IS SILENCE THE REAL SOUND?

Febbraio 27, 2025

E’ di ieri la notizia che Damon Albarn, Kate Bush e Annie Lennox hanno pubblicato un disco totalmente silenzioso intitolato “E’ questo quello che vogliamo?”.

Il disco è stato infatti pubblicato per protestare contro una proposta del governo britannico per modificare la legge sul copyright, che permetterebbe alle aziende che producono modelli di intelligenza artificiale (AI) di allenarli utilizzando opere protette da copyright, a meno che i loro autori non lo vietino esplicitamente.

E mi è venuto in mente quanto l’assenza di suono abbia cambiato il canone occidentale e sia diventata a suo modo pur essa un grande affare.

“Man mano che diminuisce il prestigio del linguaggio, ecco che aumenta quello del silenzio”. Questo ovviamente non lo ho detto io, ma nel 1969 lo scriveva Susan Sonstag nel saggio “Estetica del silenzio”. Secondo lei le immagini e le parole distribuite globalmente tramite un telefono o un jet, diceva lei a quel tempo, (oppure attraverso internet diremmo noi ora), generano una cacofonia nella quale la distinzione tra segnale e rumore diventa sempre meno rilevante, al punto da spingere gli artisti al mutismo.

Oltre al rumore delle auto nel traffico cittadino si è aggiunto quello generato dalla cascata di informazioni sonore che inquinano il nostro paesaggio acustico, compresi i famigerati social come per esempio TikTok, dove prima si parla e poi caso mai si chiede il permesso di farlo.

Di fronte a tutto ciò il silenzio pare una via di fuga inevitabile, anzi credo che lo possa ritenere quasi un lusso.

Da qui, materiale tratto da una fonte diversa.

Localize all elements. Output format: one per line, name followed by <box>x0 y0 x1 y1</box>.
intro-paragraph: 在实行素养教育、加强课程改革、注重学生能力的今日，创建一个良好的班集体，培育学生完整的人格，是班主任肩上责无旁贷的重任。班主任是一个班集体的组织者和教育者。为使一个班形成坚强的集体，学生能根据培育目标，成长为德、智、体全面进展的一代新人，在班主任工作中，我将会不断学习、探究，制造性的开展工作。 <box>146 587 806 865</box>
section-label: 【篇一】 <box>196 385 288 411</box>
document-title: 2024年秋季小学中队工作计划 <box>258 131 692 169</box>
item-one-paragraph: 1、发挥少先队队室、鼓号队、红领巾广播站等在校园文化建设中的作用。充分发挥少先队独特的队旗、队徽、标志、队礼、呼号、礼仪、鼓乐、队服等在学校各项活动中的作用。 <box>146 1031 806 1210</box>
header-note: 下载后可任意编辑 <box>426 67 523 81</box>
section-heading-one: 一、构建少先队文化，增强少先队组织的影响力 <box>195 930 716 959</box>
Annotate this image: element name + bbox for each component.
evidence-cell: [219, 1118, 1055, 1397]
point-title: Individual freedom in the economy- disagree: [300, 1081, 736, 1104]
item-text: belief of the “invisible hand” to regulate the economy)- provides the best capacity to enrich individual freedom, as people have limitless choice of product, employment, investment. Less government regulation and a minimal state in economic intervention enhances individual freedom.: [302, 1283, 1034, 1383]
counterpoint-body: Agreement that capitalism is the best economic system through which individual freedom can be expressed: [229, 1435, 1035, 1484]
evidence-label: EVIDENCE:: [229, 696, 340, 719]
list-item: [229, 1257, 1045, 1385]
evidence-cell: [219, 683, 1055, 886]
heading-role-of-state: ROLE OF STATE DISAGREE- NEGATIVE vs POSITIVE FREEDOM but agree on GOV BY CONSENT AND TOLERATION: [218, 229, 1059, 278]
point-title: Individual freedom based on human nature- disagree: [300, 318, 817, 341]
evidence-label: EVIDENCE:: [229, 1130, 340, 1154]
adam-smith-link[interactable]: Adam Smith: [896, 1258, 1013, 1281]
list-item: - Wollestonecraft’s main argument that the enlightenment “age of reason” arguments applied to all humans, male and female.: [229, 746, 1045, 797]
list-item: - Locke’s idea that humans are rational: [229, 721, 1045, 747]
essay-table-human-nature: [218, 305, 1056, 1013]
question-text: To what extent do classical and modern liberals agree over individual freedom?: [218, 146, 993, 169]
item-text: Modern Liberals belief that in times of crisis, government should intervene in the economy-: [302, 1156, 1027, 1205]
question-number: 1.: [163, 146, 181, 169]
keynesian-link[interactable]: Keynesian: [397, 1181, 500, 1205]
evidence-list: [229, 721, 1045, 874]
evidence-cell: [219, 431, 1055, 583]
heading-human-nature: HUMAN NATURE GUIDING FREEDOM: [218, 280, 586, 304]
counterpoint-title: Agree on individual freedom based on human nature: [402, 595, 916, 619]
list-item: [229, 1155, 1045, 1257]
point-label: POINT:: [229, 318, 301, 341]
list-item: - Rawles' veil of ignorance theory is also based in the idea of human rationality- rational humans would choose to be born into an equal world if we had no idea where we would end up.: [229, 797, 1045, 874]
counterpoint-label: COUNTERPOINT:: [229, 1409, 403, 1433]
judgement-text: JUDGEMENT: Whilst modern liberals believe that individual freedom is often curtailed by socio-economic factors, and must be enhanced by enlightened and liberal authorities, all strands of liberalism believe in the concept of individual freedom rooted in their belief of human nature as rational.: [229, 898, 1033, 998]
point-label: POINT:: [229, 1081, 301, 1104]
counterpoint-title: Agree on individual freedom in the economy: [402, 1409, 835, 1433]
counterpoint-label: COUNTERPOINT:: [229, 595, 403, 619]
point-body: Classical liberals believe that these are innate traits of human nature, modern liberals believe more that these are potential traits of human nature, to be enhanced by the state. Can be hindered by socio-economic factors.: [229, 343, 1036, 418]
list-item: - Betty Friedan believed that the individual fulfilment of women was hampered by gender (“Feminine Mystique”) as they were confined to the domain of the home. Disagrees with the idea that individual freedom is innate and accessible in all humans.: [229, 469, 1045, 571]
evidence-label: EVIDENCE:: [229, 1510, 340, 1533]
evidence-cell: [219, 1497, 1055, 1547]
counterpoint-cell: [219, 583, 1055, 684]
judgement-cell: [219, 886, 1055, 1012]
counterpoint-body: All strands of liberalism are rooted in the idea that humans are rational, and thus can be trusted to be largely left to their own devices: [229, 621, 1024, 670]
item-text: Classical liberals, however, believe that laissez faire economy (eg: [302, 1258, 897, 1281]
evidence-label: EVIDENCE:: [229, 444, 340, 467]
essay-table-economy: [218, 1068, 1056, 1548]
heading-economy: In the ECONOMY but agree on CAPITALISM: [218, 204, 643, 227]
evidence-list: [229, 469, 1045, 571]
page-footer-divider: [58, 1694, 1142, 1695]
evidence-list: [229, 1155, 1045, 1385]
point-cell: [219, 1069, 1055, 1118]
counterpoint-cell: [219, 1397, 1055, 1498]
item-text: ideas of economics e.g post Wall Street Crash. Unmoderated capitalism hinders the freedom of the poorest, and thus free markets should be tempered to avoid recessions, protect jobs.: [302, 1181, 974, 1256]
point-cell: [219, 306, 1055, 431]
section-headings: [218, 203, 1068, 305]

Leggevo che il Global Wellness Institute da cinque anni considera il silenzio come primo trend assoluto della multimiliardaria economia del wellness.

“A me il silenzio piaceva quanto le chiacchiere” diceva Dioniso ne Le Rane di Aristofane.

Avrete certamente sentito parlare “4’33” di John Cage. Nel 1952 Cage compose 4’33” in tre movimenti “per qualunque strumento musicale o ensemble”. Il primo movimento era di 30 secondi, il secondo di 2 minuti e 23 secondi. Il terzo era di un minuto e 40 secondi. Il tutto in totale silenzio. La performance venne eseguita anche da David Tudor a Woodstock ed il pubblico assistette in religioso silenzio in mezzo al fango del più importante concerto di sempre.

Cage era sempre stato attratto dal silenzio, e alcuni anni prima aveva già espresso la sua intenzione di realizzare una composizione totalmente muta, magari realizzandola negli spazi della Muzak, la società che all’epoca era responsabile della musica di sottofondo negli spazi pubblici come negozi o ascensori.

Ora magari vi verrà in mente anche “The Sound of Silence” di Simon & Garfunkel, ma in realtà la loro sperimentazione sul “nulla sonoro” avvenne nella canzone OVERS dove sul finale ci furono molti secondi di assoluto silenzio che per l’epoca era qualcosa di assolutamente inaspettato ed innovativo.

Guardando il Festival quest’anno mi è tornata in mente la sera del 27 febbraio 1992 in cui gli Aeroplani Italiani di @alessiobertallot @robertovernetti e @riccardorinaldi eseguirono a Sanremo “Zitti zitti (il silenzio è d’oro)”. A un certo punto la canzone si stoppò e tutta la band rimase immobile per 30 secondi nello stupore generale.

Scriveva al periodo Gino Castaldo su Repubblica: “Ieri sera tutto il nostro tifo, in mancanza di eroi attendibili, è andato agli Aeroplani Italiani, unico vero guizzo musicale della sconsolante serata …. La loro pausa di silenzio vale questo festival, in una pesante e molto espressiva manciata di secondi silenziosi la cui tensione ha detto più di tante parole”.

Ma perché dunque, in mezzo a tutte queste reunion inutili, in mezzo a tutto questo chiasso, non vi riunite nuovamente anche voi, Aeroplani Italiani.

E casomai ve ne tornate pure a Sanremo.

Magari sarebbero anche solo 30 secondi, ma sai che benessere?